Let $E = \mathbb{R}^n$ and $f :E \rightarrow E $ such that $f \in \mathcal{C}^2$. We suppose that $\forall x \in E$, the differential of $f$ is an isometry. Let now $\varphi(x) = \langle\text{d}f(x)h, \text{d}f(x)k\rangle$. Calculate the differential of $\varphi$
I am having a hard time to compute the differential of $\phi$.
My idea would be to express $\varphi$ as the composition of two functions. We have $\varphi(x) = u \circ v(x)$ where $v(x) = (\text{d}f(x)h, \text{d}f(x)k)$ and $u(a,b) = \langle a,b\rangle$. And then simply use the formula of the differential function of composite functions. We have $\text{d}u(a,b)(h_1,h_2) = \langle a,h_2\rangle + \langle h_1,b\rangle$ but I can't understand how to calculate the differential of $v$? Would it be simply:
$$\text{d}v(x)(m) = (\text{d}^2f(x)(h,m),\text{d}^2f(x)(k,m)) $$?

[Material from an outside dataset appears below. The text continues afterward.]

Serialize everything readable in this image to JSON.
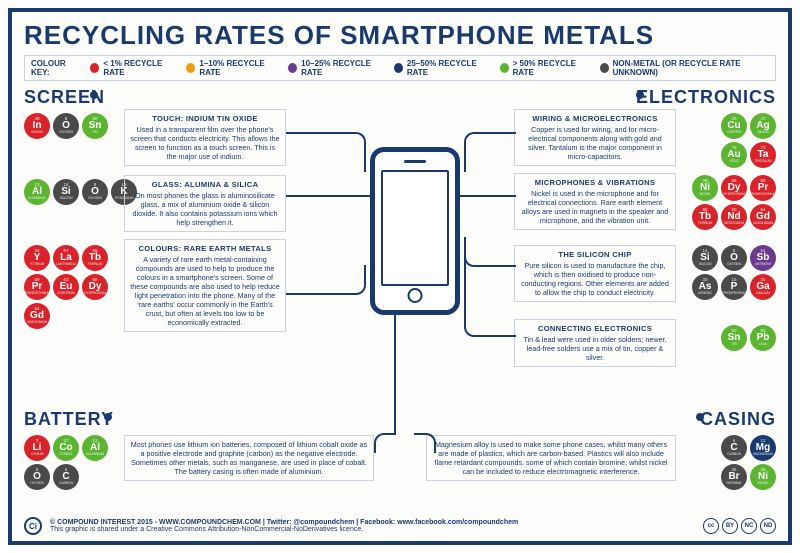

Any help will be appreciated.
Notation: I use the symbol $\partial$ for the Fréchet derivative, the symbol $\partial_k$ for the $k$-th partial derivative and the symbol $d$ for the differential.
Then if $\varphi\in C^1(E,\Bbb R)$ we have that
$$d(\varphi(x))=\sum_{k=1}^n\partial_k \varphi(x)\, dx^k\tag1$$
where $dx^1,\ldots,dx^n$ is the canonical basis of the $1$-forms space over $E$. In this case we have that
$$\begin{align}\partial_k\varphi(x)&=\partial_k\langle \partial f(x)h_1,\partial f(x)h_2\rangle\\&=\langle\partial^2f(x)(h_1,e_k),\partial f(x)h_2\rangle+\langle\partial f(x)h_1,\partial^2 f(x)(h_2,e_k)\rangle\end{align}\tag2$$
where $e_1,\ldots,e_n$ is the canonical basis of $E$. Im not sure if this expression can be simplified.
EDIT:
Oh, I didnt read before... if $\partial f(x)$ is an isometry for all $x$ then $$\varphi(x)=\langle\partial f(x) h_1,\partial f(x) h_2\rangle=\langle h_1,h_2\rangle$$
so $\varphi$ is constant. Consequently $d\varphi=0$.